I am married to a person whom I love and was in a relationship with him since class 9. Though there were many problems, I was still in love with him and continued to be with him.
I happened to be good friends with one of his friends and together we were enjoying our friendship. Slowly we fell in love. He confessed one day that he is in love, but since I was already with my husband, I ignored it. We continued to talk and also had physical relations. He satisfies me more than my husband. He is very caring and understands me.
But my husband is also nice. And now since my husband is improving on his relations with me I want to give it a chance, but can’t since I remember my friend a lot. Please guide me what to do. I feel bad about cheating my husband and guilty of being like this.
Prachi Vaish says:
I can understand the dilemma you are in but here I must remind [restrict] you that you cannot have your cake and eat it too.
Your husband: If you admit that your husband has been good throughout, then your relationship with the other guy is purely out of temptation.

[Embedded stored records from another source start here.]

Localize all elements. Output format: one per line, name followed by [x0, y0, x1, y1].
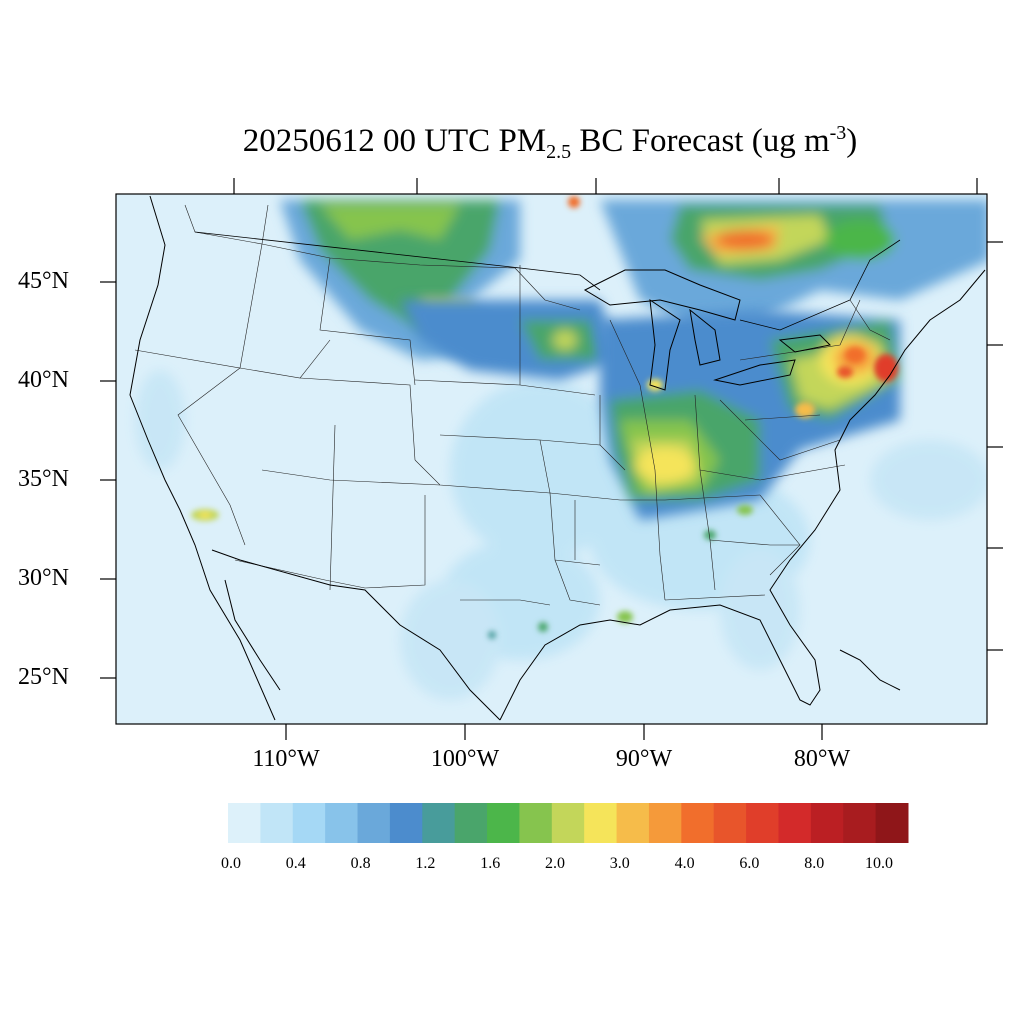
- international-border: [194, 231, 601, 291]
- colorbar-label: 4.0: [674, 855, 695, 872]
- colorbar-swatch: [519, 803, 553, 843]
- lon-label-100w: 100°W: [430, 746, 500, 772]
- colorbar-swatch: [648, 803, 682, 843]
- colorbar-label: 0.0: [221, 855, 241, 872]
- lon-label-110w: 110°W: [252, 746, 320, 772]
- colorbar-swatch: [616, 803, 650, 843]
- bottom-ticks: [285, 724, 823, 740]
- map-frame: [115, 193, 988, 725]
- state-boundaries: [134, 204, 891, 606]
- title-superscript: -3: [829, 122, 847, 144]
- lon-label-80w: 80°W: [793, 746, 851, 772]
- midwest-plume: [400, 300, 620, 380]
- title-middle: BC Forecast (ug m: [571, 123, 830, 159]
- colorbar-label: 2.0: [545, 855, 565, 872]
- title-subscript: 2.5: [546, 141, 572, 163]
- left-ticks: [100, 281, 116, 679]
- lat-label-45: 45°N: [18, 268, 69, 294]
- colorbar-swatch: [487, 803, 520, 843]
- colorbar: [228, 803, 909, 843]
- top-ticks: [233, 178, 978, 194]
- map-title: 20250612 00 UTC PM2.5 BC Forecast (ug m-…: [0, 122, 1024, 164]
- colorbar-label: 3.0: [609, 855, 630, 872]
- colorbar-label: 0.8: [350, 855, 371, 872]
- lat-label-30: 30°N: [18, 565, 69, 591]
- colorbar-swatch: [422, 803, 456, 843]
- colorbar-swatch: [260, 803, 294, 843]
- colorbar-label: 6.0: [739, 855, 760, 872]
- northern-smoke-plume: [280, 200, 987, 360]
- colorbar-swatch: [778, 803, 812, 843]
- colorbar-swatch: [746, 803, 779, 843]
- eastern-plume: [600, 310, 900, 520]
- lat-label-25: 25°N: [18, 664, 69, 690]
- great-lakes: [583, 269, 832, 391]
- colorbar-swatch: [584, 803, 618, 843]
- colorbar-swatch: [875, 803, 909, 843]
- colorbar-swatch: [713, 803, 747, 843]
- hotspot-markers: [191, 196, 898, 639]
- right-ticks: [987, 241, 1003, 651]
- colorbar-label: 10.0: [865, 855, 893, 872]
- colorbar-label: 1.2: [415, 855, 436, 872]
- colorbar-swatch: [454, 803, 488, 843]
- lat-label-40: 40°N: [18, 367, 69, 393]
- colorbar-swatch: [389, 803, 423, 843]
- colorbar-swatch: [843, 803, 877, 843]
- colorbar-swatch: [325, 803, 359, 843]
- lon-label-90w: 90°W: [615, 746, 673, 772]
- colorbar-label: 8.0: [804, 855, 825, 872]
- colorbar-label: 1.6: [480, 855, 501, 872]
- lat-label-35: 35°N: [18, 466, 69, 492]
- colorbar-swatch: [810, 803, 844, 843]
- colorbar-swatch: [357, 803, 391, 843]
- colorbar-swatch: [681, 803, 715, 843]
- concentration-field: [116, 194, 987, 724]
- colorbar-swatch: [228, 803, 261, 843]
- colorbar-swatch: [292, 803, 326, 843]
- title-end: ): [846, 123, 858, 159]
- title-main: 20250612 00 UTC PM: [242, 123, 547, 159]
- international-border-east: [739, 239, 901, 331]
- colorbar-label: 0.4: [285, 855, 306, 872]
- coastlines: [129, 195, 986, 721]
- colorbar-swatch: [551, 803, 585, 843]
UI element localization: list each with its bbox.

You must accept it in your heart and then look at the bigger picture.
Your affair: What do you stand to lose if you continue your affair? And all the things that you stand to lose, are they worth losing over a relationship which probably has no future? We are faced with a lot many temptations in our lives and it’s okay to indulge in them sometimes (which you already have); however, you also must not lose your logical head over these temptations, but think rationally about the practical aspects of life.
Your marriage: You have built a good marriage with your husband and he still seems to be putting in an effort. I think you should try and look beyond your selfish motives of gratification and look at things from his point of view. Put yourself in his place and imagine how you would have felt to discover him loving another woman despite you putting all your effort in the marriage.
I think you’ll know what to do. I wish you strength and happiness!